Critics will argue that Danske is “reaching” for growth. After all, the buy-back program has 64% of its budget remaining, and macro risks like a European recession or credit tightening could hurt. Yet, the bank's 1% loan impairment charges and strong fee income suggest resilience.
Investors should also note that the buy-back is MAR-compliant, with daily caps (≤25% of 20-day average volume) to avoid market manipulation. This isn't a reckless move—it's methodical.
This is a “recession-resistant” stock with a clear catalyst: the Q2 earnings report (due in July) and the buy-back's acceleration in week 22 (already completed, but the trend continues).

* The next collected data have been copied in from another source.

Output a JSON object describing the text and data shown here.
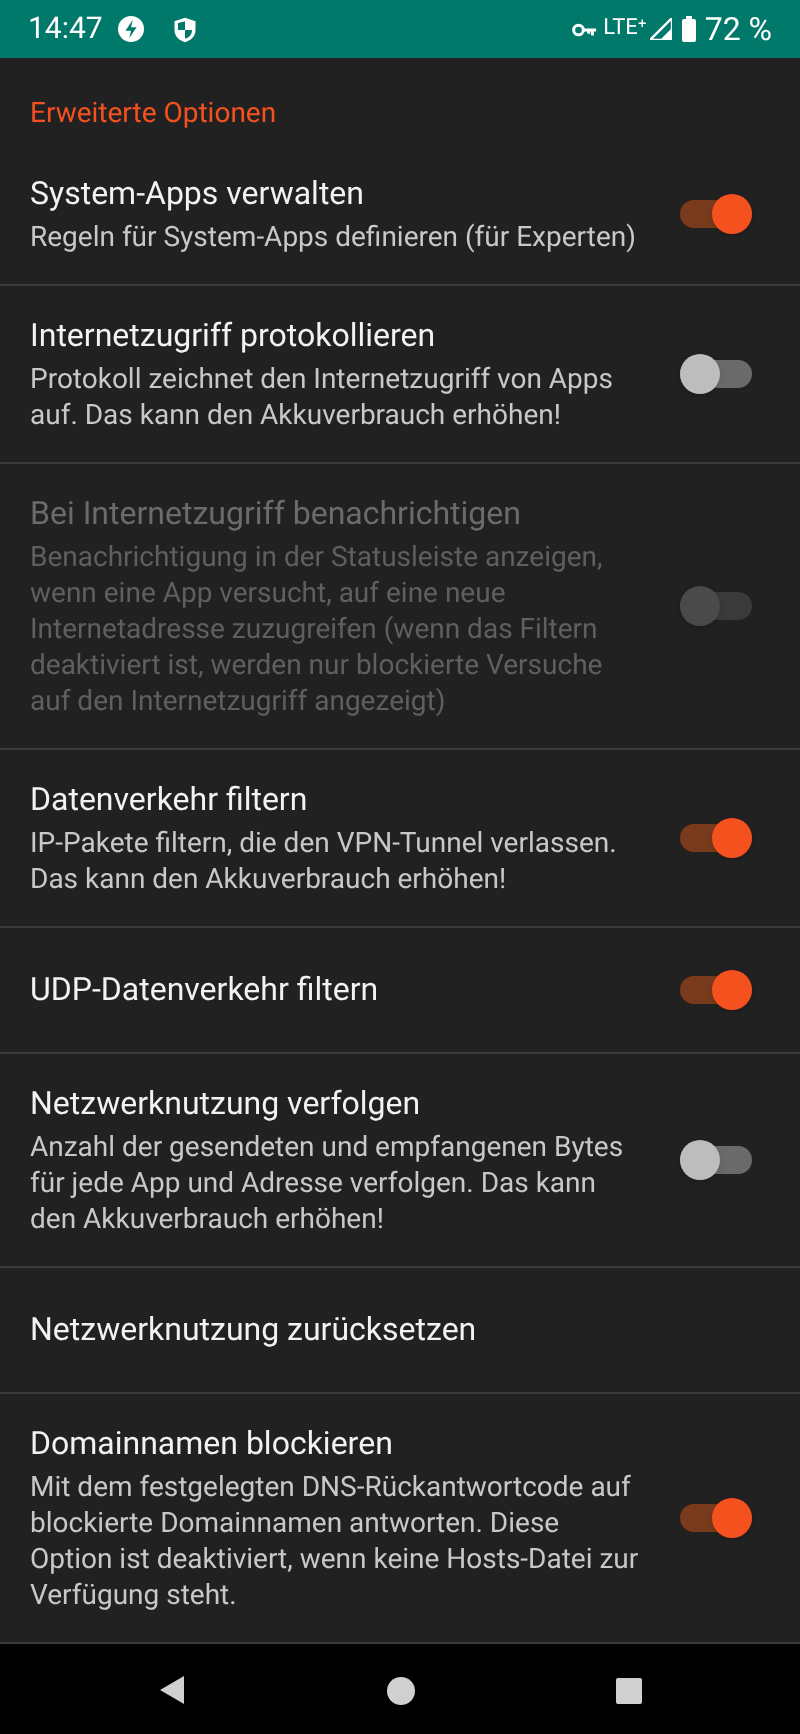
{
  "status_bar": {
    "time": "14:47",
    "network": "LTE⁺",
    "battery": "72 %"
  },
  "section": {
    "title": "Erweiterte Optionen"
  },
  "settings": [
    {
      "title": "System-Apps verwalten",
      "summary": "Regeln für System-Apps definieren (für Experten)",
      "kind": "switch",
      "on": true,
      "disabled": false
    },
    {
      "title": "Internetzugriff protokollieren",
      "summary": "Protokoll zeichnet den Internetzugriff von Apps auf. Das kann den Akkuverbrauch erhöhen!",
      "kind": "switch",
      "on": false,
      "disabled": false
    },
    {
      "title": "Bei Internetzugriff benachrichtigen",
      "summary": "Benachrichtigung in der Statusleiste anzeigen, wenn eine App versucht, auf eine neue Internetadresse zuzugreifen (wenn das Filtern deaktiviert ist, werden nur blockierte Versuche auf den Internetzugriff angezeigt)",
      "kind": "switch",
      "on": false,
      "disabled": true
    },
    {
      "title": "Datenverkehr filtern",
      "summary": "IP-Pakete filtern, die den VPN-Tunnel verlassen. Das kann den Akkuverbrauch erhöhen!",
      "kind": "switch",
      "on": true,
      "disabled": false
    },
    {
      "title": "UDP-Datenverkehr filtern",
      "kind": "switch",
      "on": true,
      "disabled": false
    },
    {
      "title": "Netzwerknutzung verfolgen",
      "summary": "Anzahl der gesendeten und empfangenen Bytes für jede App und Adresse verfolgen. Das kann den Akkuverbrauch erhöhen!",
      "kind": "switch",
      "on": false,
      "disabled": false
    },
    {
      "title": "Netzwerknutzung zurücksetzen",
      "kind": "action",
      "disabled": false
    },
    {
      "title": "Domainnamen blockieren",
      "summary": "Mit dem festgelegten DNS-Rückantwortcode auf blockierte Domainnamen antworten. Diese Option ist deaktiviert, wenn keine Hosts-Datei zur Verfügung steht.",
      "kind": "switch",
      "on": true,
      "disabled": false
    }
  ]
}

The DKK 250-255 range is a buying opportunity—especially if the stock dips due to rate-cut fears.
Action Alert:
- Buy if: The stock slips below DKK 255, leveraging the buy-back's rising VWAP as a support level.
- Hold for: The DKK 270 target, with a 1.4% dividend yield cushioning downside risk.
Danske Bank isn't just buying shares—it's buying its future. Investors who act now could profit from a valuation rerating that's long overdue.
This is not financial advice. Consult a professional before making investment decisions.